Though the word is often used in an inoffensive way to categorize people based on their consumer or fashion choices -- a sense popularized by Robin Leach's '80s program, Lifestyles of the Rich and Famous -- it is now taken by gays as moral condemnation of their sexuality. The New York Times Stylebook differentiates between Robin Leach and homosexual senses, then rejects both: "Lifestyle is shopworn in references to the values and consumption patterns of the well-to-do. And avoid phrases like gay lifestyle, which imply that all gay men and lesbians live the same way."
The OED's earliest citation is from the Austrian psychologist Alfred Adler in 1929, but Arnold Zwicky of Stanford points me to the German sociologist George Simmel's 1900 Lebensstiles.
The word blossomed in the US in the tempestuous '60s, and a June 28, 1970, ad in The New York Times for a book by Dr. Lawrence Hatterer claimed that "Many homosexuals' lifestyles can be changed into heterosexuality."

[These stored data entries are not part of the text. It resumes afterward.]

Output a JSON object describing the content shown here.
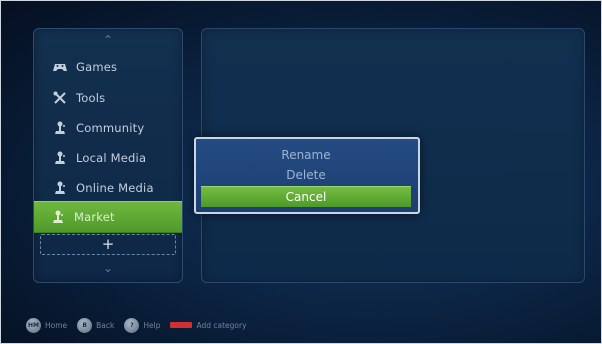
{
  "sidebar": {
    "items": [
      {
        "label": "Games",
        "icon": "gamepad-icon"
      },
      {
        "label": "Tools",
        "icon": "tools-icon"
      },
      {
        "label": "Community",
        "icon": "joystick-icon"
      },
      {
        "label": "Local Media",
        "icon": "joystick-icon"
      },
      {
        "label": "Online Media",
        "icon": "joystick-icon"
      },
      {
        "label": "Market",
        "icon": "joystick-icon"
      }
    ],
    "add_label": "+",
    "selected_index": 5
  },
  "dialog": {
    "rename": "Rename",
    "delete": "Delete",
    "cancel": "Cancel"
  },
  "footer": {
    "hints": [
      {
        "key": "HM",
        "label": "Home"
      },
      {
        "key": "B",
        "label": "Back"
      },
      {
        "key": "?",
        "label": "Help"
      }
    ],
    "red_label": "Add category"
  },
  "colors": {
    "accent_green": "#5aa832",
    "dialog_blue": "#22477c",
    "background": "#0b2140"
  }
}
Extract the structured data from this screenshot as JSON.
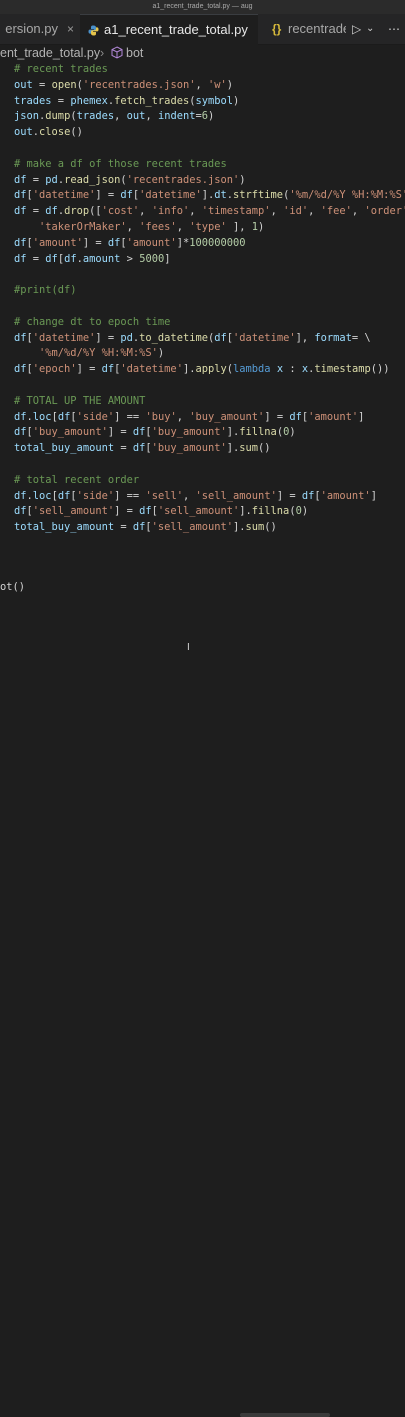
{
  "window": {
    "title": "a1_recent_trade_total.py — aug"
  },
  "tabs": {
    "left": {
      "label": "ersion.py",
      "close": "×"
    },
    "active": {
      "label": "a1_recent_trade_total.py",
      "close": "×"
    },
    "right": {
      "label": "recentrade",
      "icon_text": "{}"
    }
  },
  "toolbar": {
    "run": "▷",
    "dropdown": "⌄",
    "more": "⋯"
  },
  "breadcrumb": {
    "file": "ent_trade_total.py",
    "separator": "›",
    "symbol": "bot"
  },
  "editor": {
    "tail_text": "ot()"
  }
}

The trendy word was picked up as a self-description by long-haired hippie groups in beads celebrating their outcast status. They liked to heckle right-wing politicians and were in turn denounced by Vice President Spiro Agnew in 1970 for parading those "lifestyles that have neither life nor style." (Who do you suppose wrote that speech?)
The phrase alternative lifestyle, probably coined by gays as a euphemism for homosexuality, has undergone a turnaround. James Hall III of Bangor, Maine, e-mailed me pointedly, "I don't have a lifestyle; I have a life."